Texas Republicans, however, were far less impressed with President Barack Obama’s choice to fill the vacancy created by last month’s death of Justice Antonin Scalia, the Supreme Court’s conservative stalwart.
U.S. Sen. Ted Cruz, who has made the Scalia vacancy a focus of his presidential campaign, dismissed Garland as a “so-called moderate Democrat” who would side with the court’s four liberal justices.
“Make no mistake, if Garland were confirmed, he would side predictably with President Obama on critical issues such as undermining the Second Amendment, legalizing partial-birth abortion and propping up overreaching bureaucratic agencies like the EPA and the IRS,” Cruz said Wednesday in a statement.
Schlaud, who has donated to Obama’s campaigns, was among the typically fresh-out-of-law-school clerks who research cases, prepare the judge for oral arguments and help to draft opinions. It’s a close working relationship that allows clerks to get to know jurists in ways few others can.
Schlaud, 42, said he was impressed with the legal skills and knowledge of Garland, a 19-year member of the circuit court, serving the last three years as its chief justice.
“You would work so hard, and it was almost impossible to know the case better than he did. He’s really sharp,” said Schlaud, a magna cum laude graduate of Harvard Law School who is now with the Austin law firm Reeves & Brightwell. “You would research as deeply as you possibly could, right? And he would push you, and you’d go back and find something more. He’s really thorough and really good.”
Garland’s lasting lesson, Schlaud said, was that excellence is obtained through “working really hard and researching really deeply, but always having an eye toward human decency and fairness.”
As reaction to the Garland nomination broke along typically partisan lines, Texas Democratic Party Chairman Gilberto Hinojosa praised the judge as “immensely qualified to join our nation’s highest court, and he’s a centrist choice.”
“The Constitution dictates that the president nominate an appointee, and that the Senate do its job to consider the nominee. Americans expect and deserve nothing less,” Hinojosa said.
But Senate Republicans were holding firm Wednesday on their commitment to decline to hold confirmation hearings or vote on Obama’s nominee.
U.S. Sen. John Cornyn, R-Texas, is a member of the Senate Judiciary Committee, as is Cruz.
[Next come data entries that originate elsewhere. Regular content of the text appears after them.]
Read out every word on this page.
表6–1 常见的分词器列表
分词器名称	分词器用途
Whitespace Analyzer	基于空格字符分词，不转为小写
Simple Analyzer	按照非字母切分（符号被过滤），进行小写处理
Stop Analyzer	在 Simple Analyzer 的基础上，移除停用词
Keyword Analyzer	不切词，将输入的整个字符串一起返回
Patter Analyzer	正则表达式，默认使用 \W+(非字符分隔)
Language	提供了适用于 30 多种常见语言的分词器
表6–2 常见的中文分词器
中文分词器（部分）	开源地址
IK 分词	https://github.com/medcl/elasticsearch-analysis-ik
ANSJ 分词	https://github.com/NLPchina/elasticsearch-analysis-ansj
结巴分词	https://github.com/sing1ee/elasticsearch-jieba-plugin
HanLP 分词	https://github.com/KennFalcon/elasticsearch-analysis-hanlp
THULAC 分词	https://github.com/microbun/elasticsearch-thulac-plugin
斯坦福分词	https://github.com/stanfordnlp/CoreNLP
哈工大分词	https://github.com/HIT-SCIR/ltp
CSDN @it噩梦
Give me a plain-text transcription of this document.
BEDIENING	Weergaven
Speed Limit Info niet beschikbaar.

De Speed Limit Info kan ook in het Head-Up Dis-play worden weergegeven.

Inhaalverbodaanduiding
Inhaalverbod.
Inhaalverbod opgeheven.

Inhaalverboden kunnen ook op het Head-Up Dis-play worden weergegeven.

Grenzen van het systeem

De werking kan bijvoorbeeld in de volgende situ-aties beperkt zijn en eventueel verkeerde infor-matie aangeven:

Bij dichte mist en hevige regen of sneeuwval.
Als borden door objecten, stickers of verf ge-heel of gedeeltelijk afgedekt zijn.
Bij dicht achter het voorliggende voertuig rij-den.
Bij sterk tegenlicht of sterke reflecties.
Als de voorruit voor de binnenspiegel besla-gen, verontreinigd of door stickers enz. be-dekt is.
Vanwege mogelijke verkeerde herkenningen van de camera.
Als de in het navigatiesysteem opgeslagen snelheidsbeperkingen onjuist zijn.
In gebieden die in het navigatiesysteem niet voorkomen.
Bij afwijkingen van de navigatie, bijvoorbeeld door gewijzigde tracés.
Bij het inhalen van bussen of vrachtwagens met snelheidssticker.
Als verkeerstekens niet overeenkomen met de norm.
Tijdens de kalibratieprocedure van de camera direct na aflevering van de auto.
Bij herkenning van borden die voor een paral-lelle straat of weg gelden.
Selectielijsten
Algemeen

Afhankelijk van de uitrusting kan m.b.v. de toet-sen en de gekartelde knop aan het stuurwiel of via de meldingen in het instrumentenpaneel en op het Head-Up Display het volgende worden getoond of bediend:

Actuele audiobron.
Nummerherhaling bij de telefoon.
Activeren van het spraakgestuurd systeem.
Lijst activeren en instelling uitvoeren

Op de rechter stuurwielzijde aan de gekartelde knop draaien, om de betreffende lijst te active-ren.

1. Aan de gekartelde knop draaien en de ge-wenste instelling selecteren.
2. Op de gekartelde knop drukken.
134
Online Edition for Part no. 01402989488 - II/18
Cornyn said Wednesday that allowing the next president to fill Scalia’s vacancy is the only way to ensure that Americans have a voice in the process.
“The next justice could change the ideological makeup of the court for a generation and fundamentally reshape American society in the process,” Cornyn said in a statement. “While the president has the constitutional authority to make a nomination to fill this vacancy, the Senate also has the authority and responsibility to determine how to move forward with it.”
Republican Gov. Greg Abbott said blocking Garland’s nomination is the only way to ensure that Scalia is replaced by a like-minded justice.
“Americans have grown concerned about the role of the Supreme Court in America today, and because this is one of the pivotal issues in the current presidential election, Americans should have the opportunity to vote for a president who will fill this vacancy,” Abbott said.